To tie in with Mother’s Day, another social media fundraising phenomenon took over the likes of Facebook and Twitter – Macmillan’s #sozmum campaign.

Like many before it, the #sozmum campaign includes posting a picture to your social media account and then donating after you have done it. Macmillan have asked people to post pictures of things they want to say sorry to their mum for, and then donating in memory of mums that due to cancer, aren’t here.

This campaign is not a new concept. Cast your mind back to early 2014, when a craze named ‘Neknominate’ flooded social media pages. The main premise of the game was downing an alcoholic drink as fast as you could and then nominate a couple of your friends to do it. Thus the chain continues. Whilst teenagers and young-at hearts revelled in the idea, many were appalled and after five men are reported to have died because of their neknominate actions, social media was inundated with requests to stop the madness. Several people who were nominated by their friends went on to donate to charity and encourage others to do the same.
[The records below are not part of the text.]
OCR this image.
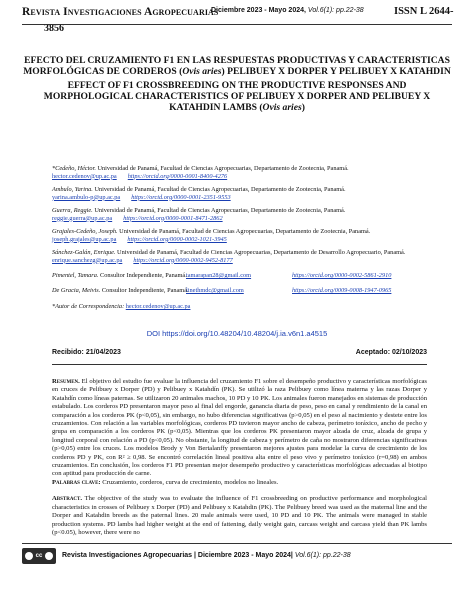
Revista Investigaciones Agropecuarias
Diciembre 2023 - Mayo 2024, Vol.6(1): pp.22-38	ISSN L 2644-
3856
EFECTO DEL CRUZAMIENTO F1 EN LAS RESPUESTAS PRODUCTIVAS Y CARACTERISTICAS MORFOLÓGICAS DE CORDEROS (Ovis aries) PELIBUEY X DORPER Y PELIBUEY X KATAHDIN
EFFECT OF F1 CROSSBREEDING ON THE PRODUCTIVE RESPONSES AND MORPHOLOGICAL CHARACTERISTICS OF PELIBUEY X DORPER AND PELIBUEY X KATAHDIN LAMBS (Ovis aries)
*Cedeño, Héctor. Universidad de Panamá, Facultad de Ciencias Agropecuarias, Departamento de Zootecnia, Panamá.
hector.cedenov@up.ac.pa https://orcid.org/0000-0001-8400-4276
Ambulo, Yarina. Universidad de Panamá, Facultad de Ciencias Agropecuarias, Departamento de Zootecnia, Panamá.
yarina.ambulo-p@up.ac.pa https://orcid.org/0000-0001-2351-9553
Guerra, Reggie. Universidad de Panamá, Facultad de Ciencias Agropecuarias, Departamento de Zootecnia, Panamá.
reggie.guerra@up.ac.pa https://orcid.org/0000-0001-8471-2862
Grajales-Cedeño, Joseph. Universidad de Panamá, Facultad de Ciencias Agropecuarias, Departamento de Zootecnia, Panamá.
joseph.grajales@up.ac.pa https://orcid.org/0000-0002-1021-3945
Sánchez-Galán, Enrique. Universidad de Panamá, Facultad de Ciencias Agropecuarias, Departamento de Desarrollo Agropecuario, Panamá.
enrique.sanchezg@up.ac.pa https://orcid.org/0000-0002-9452-8177
Pimentel, Tamara. Consultor Independiente, Panamá. tamarapan28@gmail.com	https://orcid.org/0000-0002-5861-2910
De Gracia, Meivis. Consultor Independiente, Panamá.
linethmdc@gmail.com	https://orcid.org/0009-0008-1947-0965
*Autor de Correspondencia: hector.cedenov@up.ac.pa
DOI https://doi.org/10.48204/10.48204/j.ia.v6n1.a4515
Recibido: 21/04/2023	Aceptado: 02/10/2023

Resumen. El objetivo del estudio fue evaluar la influencia del cruzamiento F1 sobre el desempeño productivo y características morfológicas en cruces de Pelibuey x Dorper (PD) y Pelibuey x Katahdín (PK). Se utilizó la raza Pelibuey como línea materna y las razas Dorper y Katahdín como líneas paternas. Se utilizaron 20 animales machos, 10 PD y 10 PK. Los animales fueron manejados en sistemas de producción estabulado. Los corderos PD presentaron mayor peso al final del engorde, ganancia diaria de peso, peso en canal y rendimiento de la canal en comparación a los corderos PK (p<0,05), sin embargo, no hubo diferencias significativas (p>0,05) en el peso al nacimiento y destete entre los cruzamientos. Con relación a las variables morfológicas, corderos PD tuvieron mayor ancho de cabeza, perímetro toráxico, ancho de pecho y grupa en comparación a los corderos PK (p<0,05). Mientras que los corderos PK presentaron mayor alzada de cruz, alzada de grupa y longitud corporal con relación a PD (p<0,05). No obstante, la longitud de cabeza y perímetro de caña no mostraron diferencias significativas (p>0,05) entre los cruces. Los modelos Brody y Von Bertalanffy presentaron mejores ajustes para modelar la curva de crecimiento de los corderos PD y PK, con R² ≥ 0,98. Se encontró correlación lineal positiva alta entre el peso vivo y perímetro toráxico (r=0,98) en ambos cruzamientos. En conclusión, los corderos F1 PD presentan mejor desempeño productivo y características morfológicas adecuadas al biotipo con aptitud para producción de carne.

Palabras clave: Cruzamiento, corderos, curva de crecimiento, modelos no lineales.

Abstract. The objective of the study was to evaluate the influence of F1 crossbreeding on productive performance and morphological characteristics in crosses of Pelibuey x Dorper (PD) and Pelibuey x Katahdin (PK). The Pelibuey breed was used as the maternal line and the Dorper and Katahdin breeds as the paternal lines. 20 male animals were used, 10 PD and 10 PK. The animals were managed in stable production systems. PD lambs had higher weight at the end of fattening, daily weight gain, carcass weight and carcass yield than PK lambs (p<0.05), however, there were no

cc	Revista Investigaciones Agropecuarias | Diciembre 2023 - Mayo 2024| Vol.6(1): pp.22-38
It was last March that the fundraising really kicked off. The ‘#NoMakeUpSelfie’ went viral, and although they weren’t the creators behind it, Cancer Research UK received over œ8million. This craze involved women posting selfies with no makeup on, and donating in the process. Men were encouraged to adorn makeup for a photo, and donate in the same way. The thinking behind it was an act of bravery to show solidarity to those suffering with cancer and embracing the way they look naturally.

It didn’t stop there – the UK adopted a new viral campaign from the US, the incredibly successful #IceBucketChallenge. The original charity behind the campaign was ALS, when it came to the UK people became confused over what the charity was and the funds became diluted. The challenge involved tipping a bucket of ice-cold water over your head, and then nominating others to do the same. It is estimated that over $100 million was raised for various charities throughout this period.

It is highly likely this #sozmum campaign will not be the last social media craze to adorn the internet. With social media growing at the alarming rate it has done in the last few years (Facebook is currently the second most visited website in the UK – ranking under Google) more trends and fads are likely to take place.

The main question is though – are we allowed to say no? What will actually happen if we do? There is absolutely no denying that the charities we donate our hard-earned money to are benefitting greatly from this.

However, peer pressure can make some people fearful of reproach if they decide not to participate; it is difficult to hide on social media. There are of course plenty of other ways to help charities and peer pressure should not dictate that this is the way you should donate. As any charity will say, it does not matter how the funds are being raised, whether it be a direct debit every month, a social media craze or a fundraising event.